Saturday, February 25, 2023

Kenya’s divisive DP: Sorry, no jobs for those who didn’t vote for us

Kenya's Deputy President Rigathi Gachagua

Kenya's Deputy President Rigathi Gachagua, a sharp-tongued and gaffe-prone politician. PHOTO | JOSEPH KANYI | NMG

By OTIENO OTIENO

During the campaigns for Kenya’s August 9, 2022 elections, President William Ruto’s rivals often taunted him with calls to “hand the mic to [Rigathi] Gachagua,” his then

running mate.

Gachagua, a sharp-tongued and gaffe-prone politician, had the Ruto campaign handlers fretting throughout about his sexist and ethnic slurs and sick jokes that provided propaganda fodder for rival supporters of opposition leader Raila Odinga.

He reserved some of his nastiest remarks for his opposite number on the other team, Martha Karua, whom Raila Odinga had picked as his running mate to try to appeal to voters in the Mt Kenya region where both she and Gachagua hail from.

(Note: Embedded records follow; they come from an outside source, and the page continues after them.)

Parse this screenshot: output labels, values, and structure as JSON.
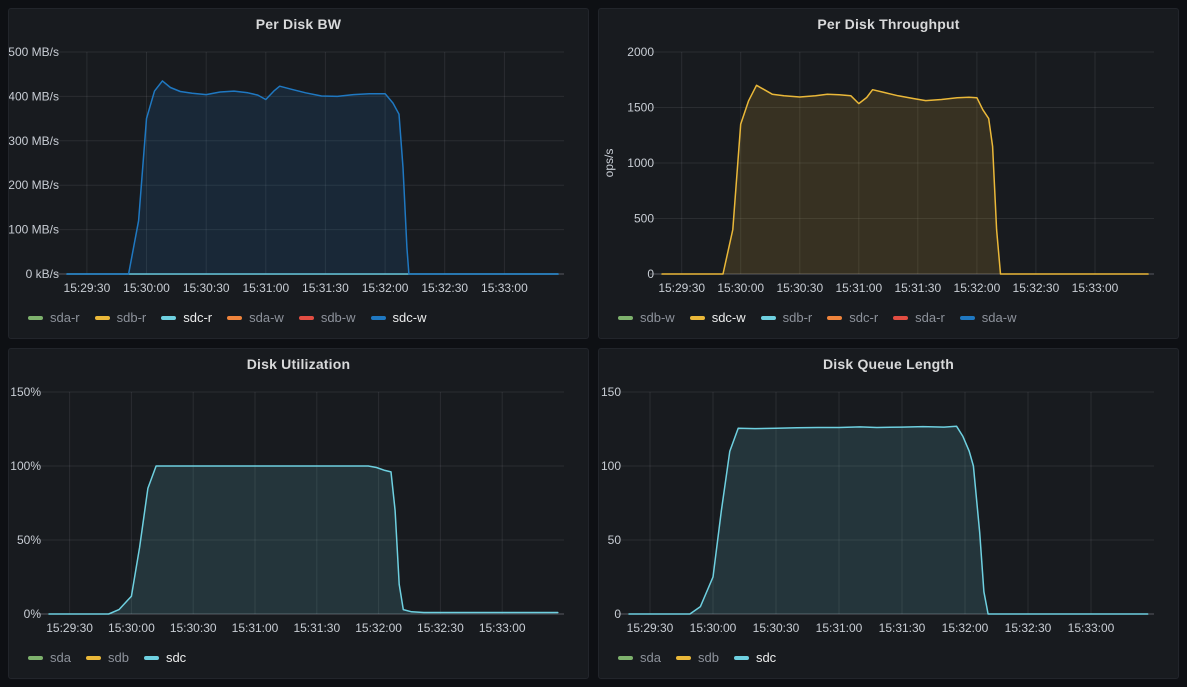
{
  "style": {
    "page_bg": "#0e1014",
    "panel_bg": "#181b1f",
    "panel_border": "#22252b",
    "title_color": "#d8d9da",
    "axis_text_color": "#c8cdd4",
    "grid_color": "rgba(204,204,220,0.10)",
    "baseline_color": "rgba(204,204,220,0.28)",
    "legend_dim_color": "#8d929b",
    "legend_active_color": "#eceded",
    "fill_opacity": 0.15
  },
  "palette": {
    "green": "#7EB26D",
    "yellow": "#EAB839",
    "cyan": "#6ED0E0",
    "orange": "#EF843C",
    "red": "#E24D42",
    "blue": "#1F78C1"
  },
  "time_axis": {
    "domain": [
      0,
      250
    ],
    "ticks": [
      {
        "t": 10,
        "label": "15:29:30"
      },
      {
        "t": 40,
        "label": "15:30:00"
      },
      {
        "t": 70,
        "label": "15:30:30"
      },
      {
        "t": 100,
        "label": "15:31:00"
      },
      {
        "t": 130,
        "label": "15:31:30"
      },
      {
        "t": 160,
        "label": "15:32:00"
      },
      {
        "t": 190,
        "label": "15:32:30"
      },
      {
        "t": 220,
        "label": "15:33:00"
      }
    ]
  },
  "chart_data": [
    {
      "type": "area",
      "title": "Per Disk BW",
      "ylabel": "",
      "ylim": [
        0,
        500
      ],
      "y_ticks": [
        {
          "v": 0,
          "label": "0 kB/s"
        },
        {
          "v": 100,
          "label": "100 MB/s"
        },
        {
          "v": 200,
          "label": "200 MB/s"
        },
        {
          "v": 300,
          "label": "300 MB/s"
        },
        {
          "v": 400,
          "label": "400 MB/s"
        },
        {
          "v": 500,
          "label": "500 MB/s"
        }
      ],
      "series": [
        {
          "name": "sdc-r",
          "color": "cyan",
          "fill": false,
          "points": [
            [
              0,
              0
            ],
            [
              247,
              0
            ]
          ]
        },
        {
          "name": "sdc-w",
          "color": "blue",
          "fill": true,
          "points": [
            [
              0,
              0
            ],
            [
              31,
              0
            ],
            [
              36,
              120
            ],
            [
              40,
              350
            ],
            [
              44,
              412
            ],
            [
              48,
              435
            ],
            [
              52,
              420
            ],
            [
              57,
              411
            ],
            [
              63,
              407
            ],
            [
              70,
              404
            ],
            [
              77,
              410
            ],
            [
              84,
              412
            ],
            [
              91,
              408
            ],
            [
              96,
              403
            ],
            [
              100,
              393
            ],
            [
              104,
              412
            ],
            [
              107,
              423
            ],
            [
              113,
              416
            ],
            [
              120,
              408
            ],
            [
              128,
              401
            ],
            [
              136,
              400
            ],
            [
              144,
              404
            ],
            [
              152,
              406
            ],
            [
              160,
              406
            ],
            [
              164,
              385
            ],
            [
              167,
              360
            ],
            [
              169,
              240
            ],
            [
              171,
              60
            ],
            [
              172,
              0
            ],
            [
              247,
              0
            ]
          ]
        }
      ],
      "legend": [
        {
          "label": "sda-r",
          "color": "green",
          "active": false
        },
        {
          "label": "sdb-r",
          "color": "yellow",
          "active": false
        },
        {
          "label": "sdc-r",
          "color": "cyan",
          "active": true
        },
        {
          "label": "sda-w",
          "color": "orange",
          "active": false
        },
        {
          "label": "sdb-w",
          "color": "red",
          "active": false
        },
        {
          "label": "sdc-w",
          "color": "blue",
          "active": true
        }
      ]
    },
    {
      "type": "area",
      "title": "Per Disk Throughput",
      "ylabel": "ops/s",
      "ylim": [
        0,
        2000
      ],
      "y_ticks": [
        {
          "v": 0,
          "label": "0"
        },
        {
          "v": 500,
          "label": "500"
        },
        {
          "v": 1000,
          "label": "1000"
        },
        {
          "v": 1500,
          "label": "1500"
        },
        {
          "v": 2000,
          "label": "2000"
        }
      ],
      "series": [
        {
          "name": "sdc-w",
          "color": "yellow",
          "fill": true,
          "points": [
            [
              0,
              0
            ],
            [
              31,
              0
            ],
            [
              36,
              400
            ],
            [
              40,
              1350
            ],
            [
              44,
              1560
            ],
            [
              48,
              1700
            ],
            [
              52,
              1660
            ],
            [
              56,
              1620
            ],
            [
              62,
              1605
            ],
            [
              70,
              1595
            ],
            [
              78,
              1605
            ],
            [
              84,
              1620
            ],
            [
              90,
              1615
            ],
            [
              96,
              1605
            ],
            [
              100,
              1535
            ],
            [
              104,
              1590
            ],
            [
              107,
              1660
            ],
            [
              113,
              1635
            ],
            [
              120,
              1605
            ],
            [
              128,
              1580
            ],
            [
              134,
              1562
            ],
            [
              142,
              1572
            ],
            [
              150,
              1588
            ],
            [
              156,
              1592
            ],
            [
              160,
              1588
            ],
            [
              163,
              1480
            ],
            [
              166,
              1400
            ],
            [
              168,
              1150
            ],
            [
              170,
              400
            ],
            [
              172,
              0
            ],
            [
              247,
              0
            ]
          ]
        }
      ],
      "legend": [
        {
          "label": "sdb-w",
          "color": "green",
          "active": false
        },
        {
          "label": "sdc-w",
          "color": "yellow",
          "active": true
        },
        {
          "label": "sdb-r",
          "color": "cyan",
          "active": false
        },
        {
          "label": "sdc-r",
          "color": "orange",
          "active": false
        },
        {
          "label": "sda-r",
          "color": "red",
          "active": false
        },
        {
          "label": "sda-w",
          "color": "blue",
          "active": false
        }
      ]
    },
    {
      "type": "area",
      "title": "Disk Utilization",
      "ylabel": "",
      "ylim": [
        0,
        150
      ],
      "y_ticks": [
        {
          "v": 0,
          "label": "0%"
        },
        {
          "v": 50,
          "label": "50%"
        },
        {
          "v": 100,
          "label": "100%"
        },
        {
          "v": 150,
          "label": "150%"
        }
      ],
      "series": [
        {
          "name": "sdc",
          "color": "cyan",
          "fill": true,
          "points": [
            [
              0,
              0
            ],
            [
              29,
              0
            ],
            [
              34,
              3
            ],
            [
              40,
              12
            ],
            [
              44,
              45
            ],
            [
              48,
              85
            ],
            [
              52,
              100
            ],
            [
              155,
              100
            ],
            [
              159,
              99
            ],
            [
              163,
              97
            ],
            [
              166,
              96
            ],
            [
              168,
              70
            ],
            [
              170,
              20
            ],
            [
              172,
              3
            ],
            [
              176,
              1.5
            ],
            [
              182,
              1
            ],
            [
              247,
              1
            ]
          ]
        }
      ],
      "legend": [
        {
          "label": "sda",
          "color": "green",
          "active": false
        },
        {
          "label": "sdb",
          "color": "yellow",
          "active": false
        },
        {
          "label": "sdc",
          "color": "cyan",
          "active": true
        }
      ]
    },
    {
      "type": "area",
      "title": "Disk Queue Length",
      "ylabel": "",
      "ylim": [
        0,
        150
      ],
      "y_ticks": [
        {
          "v": 0,
          "label": "0"
        },
        {
          "v": 50,
          "label": "50"
        },
        {
          "v": 100,
          "label": "100"
        },
        {
          "v": 150,
          "label": "150"
        }
      ],
      "series": [
        {
          "name": "sdc",
          "color": "cyan",
          "fill": true,
          "points": [
            [
              0,
              0
            ],
            [
              29,
              0
            ],
            [
              34,
              5
            ],
            [
              40,
              25
            ],
            [
              44,
              70
            ],
            [
              48,
              110
            ],
            [
              52,
              125.5
            ],
            [
              60,
              125.3
            ],
            [
              70,
              125.5
            ],
            [
              80,
              125.8
            ],
            [
              90,
              126
            ],
            [
              100,
              126
            ],
            [
              110,
              126.4
            ],
            [
              118,
              126
            ],
            [
              130,
              126.3
            ],
            [
              140,
              126.6
            ],
            [
              150,
              126.3
            ],
            [
              156,
              126.8
            ],
            [
              159,
              120
            ],
            [
              162,
              110
            ],
            [
              164,
              100
            ],
            [
              167,
              55
            ],
            [
              169,
              15
            ],
            [
              171,
              0
            ],
            [
              247,
              0
            ]
          ]
        }
      ],
      "legend": [
        {
          "label": "sda",
          "color": "green",
          "active": false
        },
        {
          "label": "sdb",
          "color": "yellow",
          "active": false
        },
        {
          "label": "sdc",
          "color": "cyan",
          "active": true
        }
      ]
    }
  ]
}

Now deputy president after their victory in August and freshly bullish from seeing a number of corruption-related court cases against him recently withdrawn by the Director of Public Prosecutions, Gachagua remains just as unrestrained as he was during the election campaigns last year.

Company guaranteed by shares

His remarks last week likening the Ruto government to a company guaranteed by shares, in which preference will be given to people who voted for the President when dishing out State jobs, have kicked up a political storm in the country, with the opposition planning a motion of censure in Parliament.

Opposition Members of Parliament have also threatened to start a public campaign urging their supporters not to pay taxes, accusing the Ruto administration of pursuing an exclusionist agenda.

But the Deputy President remains defiant, saying he is entitled to protect the interests of his Mt Kenya region in government. Past reports, including those of the commissions that inquired into the 2007 and 2008 post-election violence in Kenya, have cited skewed distribution of public jobs – real or perceived – among the reasons for uncomfortable ethnic relations and political fallouts.

Diversity and inclusion

The country’s cohesion and integration law enacted in the aftermath of the bloody 2007 and 2008 election-related violence requires diversity and inclusion in public.

The Public Service Commission, officially the employer of government staff, also introduced a diversity policy in 2015 that requires that job representation by ethnic groups in ministries, departments and agencies correspond with their respective proportions of the national population. But a review of 24 public agencies by the National Assembly's Cohesion and Equal Opportunity committee in 2019 found none of the institutions had equitable representation of all the 43 ethnic groups of Kenya.

The same employment pattern has emerged under the new administration, with a disproportionate share of senior public appointments by President Ruto going to communities in Rift Valley and Mt Kenya where he and the Deputy President hail from.

However, chances of a censure motion against Gachagua passing in the current Parliament, which is dominated by the ruling Kenya Kwanza coalition, appear slim. President Ruto has also been seen to strengthen his control of Parliament by poaching opposition defectors, including about 30 MPs affiliated to the former ruling Jubilee Party who announced they were cutting ties with the opposition Azimio coalition when they visited State House on February 8.

But Gachagua’s allusion to the existence of an unofficial policy to alienate people perceived to be opposition supporters from government jobs undermines his boss’s efforts to unite the country.